Today is a very sad day for me. Today I had to say goodbye to my time with Bean. Today the court system decided the send him (and his brother) back to his deadbeat father. I knew he probably wouldn't get to stay with us forever, although I did pray that Our Dear Lord would make it so. Today I had to pack up all of his belongings, and all the special things that we shared together. Today I had to pack him up in his carseat and watch him leave. I wasn't prepared. I knew there was a chance that it would be today, but I believed that this was not our ending.

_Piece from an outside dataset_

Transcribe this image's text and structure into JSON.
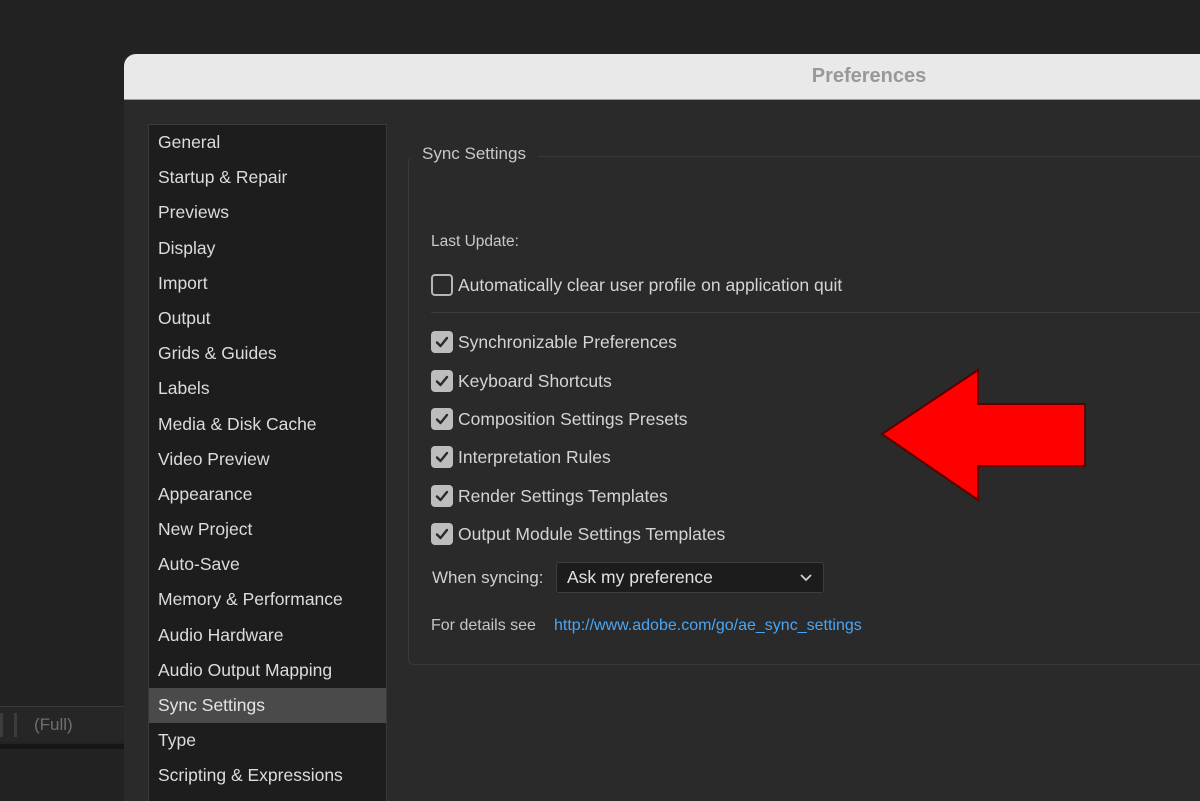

This morning as the boys did their school work, Bean played on the floor... and as he played I grabbed the camera knowing that these would be the last shots I would take of his time with me. And as if to give me one more gift... he rolled over... completely unassisted... 3 times. I was able to capture one of them with the camera, and am so grateful to have these images.

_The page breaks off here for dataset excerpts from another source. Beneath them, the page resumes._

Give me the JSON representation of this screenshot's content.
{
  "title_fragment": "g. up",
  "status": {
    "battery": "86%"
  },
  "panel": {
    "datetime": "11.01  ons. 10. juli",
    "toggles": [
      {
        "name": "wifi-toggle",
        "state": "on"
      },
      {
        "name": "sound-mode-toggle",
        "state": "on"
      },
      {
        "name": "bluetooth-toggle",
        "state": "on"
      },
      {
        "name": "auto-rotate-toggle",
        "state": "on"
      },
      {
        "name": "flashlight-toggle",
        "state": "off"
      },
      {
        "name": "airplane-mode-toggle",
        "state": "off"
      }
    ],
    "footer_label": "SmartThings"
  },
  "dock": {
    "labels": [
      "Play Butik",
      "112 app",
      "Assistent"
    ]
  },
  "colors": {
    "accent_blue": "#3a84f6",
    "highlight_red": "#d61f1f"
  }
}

Every moment he spent with us was a true gift... a gift that I never took lightly. Every second I spent with him brought with it an amazing feeling. In a sense I feel like this time we had, healed part of my soul that was broken because of my own boys past... a past that I could not protect them from. These few months I've spent having such unbelievable gratitude for those who were there for my boys when things reached the breaking point. I was hoping to be a part of more of Bean's 'firsts', to actually see those little teeth that he is working so hard at growing, hear him call for me by name, sitting on his own, crawling... heck I thought I might be there for first steps. While it breaks my heart that these were not meant to be spent with me, I know I saw first hand something much more important... special time... that time in the middle of night when it was just the two of us, those slobbery kisses when he got excited, the dancing twinkle in his eyes when I came into view (or Daddio and the boys), the clinging to me when he didn't feel well or was beyond tired... I was given the chance to love him, and he loved me right back... and that is much more than all the firsts that I won't be a part of.

And while my heart breaks knowing our time together has come to an end, I wouldn't trade any of it even knowing how hard it was to watch him go. No child is actually ever ours, they are a gift from God... we only have them for a short time and then they must go. He was entrusted to my care when I needed him most, when I was once again letting go of a dream. HIS is a perfect plan.

He is my special Bean.

6 comments:

Elizabeth said...

My heart is breaking for you and your family. I don't think there's ever been a Bean post where I didn't come away crying and this is no exception. I will not stop praying for him and I'm so grateful to God for the time you got to spend with him. Take the time you need to grieve his loss; it's just one more way you can love him even though it hurts. Aside from the marital embrace, nothing is more intimate than suffering and grieving WITH your soulmate and Our Lord. Call me whenever. I love you.

Stephanie said...

I'm so sorry to hear/read this. I know you loved him dearly. I am praying that this works out in the best way possible for both boys and that God will protect them both. I know this is a tough day for you and your DH and you are in my thoughts and prayers.

nicole said...

I'm so sorry. Even if you knew this was coming, I'm still so sorry. You obviously love Bean very much, and the love you gave him will certainly leave an imprint for life. Thanks for posting this today, it is just what I need as I work on getting my will in line with God's will.

justme said...

I'm so sorry this happened. A thousand times over. He'll continue to be in our prayers. You and Daddio, too. Hold tight to those beautiful experiences you all witnessed this summer. We love you all, so much!

Steph B said...

I'm crying after reading this post. Honestly, you are an inspiration to me. I don't think I would have been able to give Bean back. You are so right that your time with Bean has laid a foundation for him so that he can continue to form bonds and give and receive love. Thank you for sharing with us. I will pray for Bean and his brother and their home situation.

The Rhodes' said...

I am so sorry Steph. I pray that God will change his father's heart and that he will have a happy childhood. you were truly an amazing blessing to him no matter how short a period of time you had with him.